Decoding Physics of Matter
Crystal Light
Researchers from Princeton University in a quest to answer the fundamental questions about physics of matter have started crystallizing light i.e. they are not using crystal as light but are transforming light into crystal. This is part of an effort to develop exotic materials such as room-temperature superconductors. For this, they have locked photons together, which is the basic element of light.
The team is looking to create a device that can simulate the behaviour of subatomic particles. Such a tool will help in answering questions related to atoms and molecules where modern computers fail. This is because computers operate under the rules of classical mechanics, which is a system that describes everyday world - containing things like bowling balls and planets. On the other hand the world of atoms and photons obey the rules of quantum mechanics, which includes strange and counterintuitive features. One of these odd properties is called "entanglement" in which multiple particles become linked and can affect each other over long distances.
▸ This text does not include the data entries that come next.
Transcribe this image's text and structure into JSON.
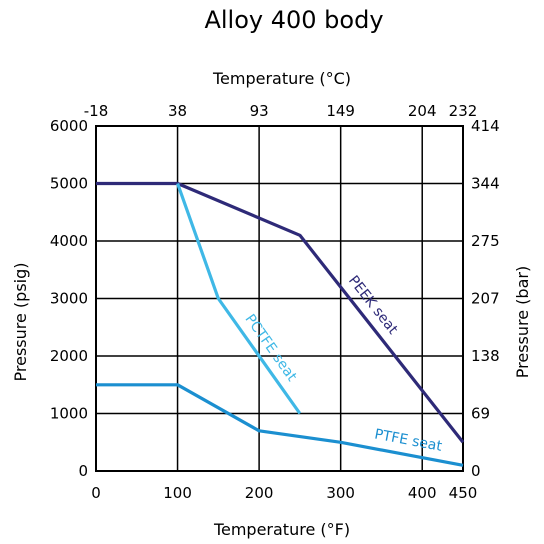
{
  "chart_data": {
    "type": "line",
    "title": "Alloy 400 body",
    "xlabel_bottom": "Temperature (°F)",
    "xlabel_top": "Temperature (°C)",
    "ylabel_left": "Pressure (psig)",
    "ylabel_right": "Pressure (bar)",
    "x_ticks_bottom": [
      "0",
      "100",
      "200",
      "300",
      "400",
      "450"
    ],
    "x_ticks_top": [
      "-18",
      "38",
      "93",
      "149",
      "204",
      "232"
    ],
    "y_ticks_left": [
      "0",
      "1000",
      "2000",
      "3000",
      "4000",
      "5000",
      "6000"
    ],
    "y_ticks_right": [
      "0",
      "69",
      "138",
      "207",
      "275",
      "344",
      "414"
    ],
    "xlim": [
      0,
      450
    ],
    "ylim": [
      0,
      6000
    ],
    "grid": true,
    "series": [
      {
        "name": "PEEK seat",
        "color": "#2e2a78",
        "x": [
          0,
          100,
          250,
          450
        ],
        "y": [
          5000,
          5000,
          4100,
          500
        ]
      },
      {
        "name": "PCTFE seat",
        "color": "#3fb8e6",
        "x": [
          100,
          150,
          250
        ],
        "y": [
          5000,
          3000,
          1000
        ]
      },
      {
        "name": "PTFE seat",
        "color": "#1b8fd0",
        "x": [
          0,
          100,
          200,
          300,
          450
        ],
        "y": [
          1500,
          1500,
          700,
          500,
          100
        ]
      }
    ]
  }
}
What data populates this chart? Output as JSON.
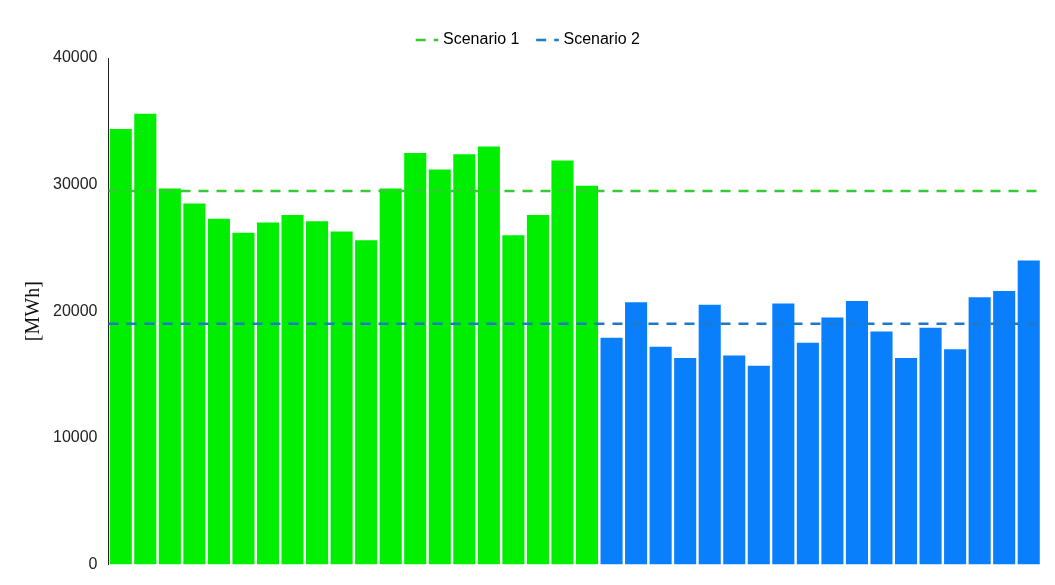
{
  "chart_data": {
    "type": "bar",
    "ylabel": "[MWh]",
    "categories": [
      null,
      null,
      null,
      null,
      null,
      null,
      null,
      null,
      null,
      null,
      null,
      null,
      null,
      null,
      null,
      null,
      null,
      null,
      null,
      null,
      null,
      null,
      null,
      null,
      null,
      null,
      null,
      null,
      null,
      null,
      null,
      null,
      null,
      null,
      null,
      null,
      null,
      null
    ],
    "values": [
      34400,
      35600,
      29700,
      28500,
      27300,
      26200,
      27000,
      27600,
      27100,
      26300,
      25600,
      29700,
      32500,
      31200,
      32400,
      33000,
      26000,
      27600,
      31900,
      29900,
      17900,
      20700,
      17200,
      16300,
      20500,
      16500,
      15700,
      20600,
      17500,
      19500,
      20800,
      18400,
      16300,
      18700,
      17000,
      21100,
      21600,
      24000
    ],
    "colors": [
      "#00ee00",
      "#00ee00",
      "#00ee00",
      "#00ee00",
      "#00ee00",
      "#00ee00",
      "#00ee00",
      "#00ee00",
      "#00ee00",
      "#00ee00",
      "#00ee00",
      "#00ee00",
      "#00ee00",
      "#00ee00",
      "#00ee00",
      "#00ee00",
      "#00ee00",
      "#00ee00",
      "#00ee00",
      "#00ee00",
      "#0a7ffc",
      "#0a7ffc",
      "#0a7ffc",
      "#0a7ffc",
      "#0a7ffc",
      "#0a7ffc",
      "#0a7ffc",
      "#0a7ffc",
      "#0a7ffc",
      "#0a7ffc",
      "#0a7ffc",
      "#0a7ffc",
      "#0a7ffc",
      "#0a7ffc",
      "#0a7ffc",
      "#0a7ffc",
      "#0a7ffc",
      "#0a7ffc"
    ],
    "ylim": [
      0,
      40000
    ],
    "yticks": [
      0,
      10000,
      20000,
      30000,
      40000
    ],
    "ref_lines": [
      {
        "axis": "y",
        "value": 29500,
        "label": "Scenario 1",
        "color": "#33cc33",
        "line_style": "dashed"
      },
      {
        "axis": "y",
        "value": 19000,
        "label": "Scenario 2",
        "color": "#1f78c8",
        "line_style": "dashed"
      }
    ],
    "legend": "top",
    "grid": false
  }
}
Researchers as part of the project created a structure made of superconducting materials that contains 100 billion atoms engineered to act as a single "artificial atom". They placed the artificial atom close to a superconducting wire containing photons. By the rules of quantum mechanics, the photons on the wire inherit some of the properties of artificial atom. Generally photons do not interact with each other, but in this case researchers were able to create new behaviour in which photons interacted in some ways like particles. These interactions led to a completely new collective behaviour for light, akin to the phases of matter, like liquids and crystals, studied in condensed matter physics.
Researchers plan to expand the device and the number of interactions by increasing the structure’s ability to simulate more complex systems.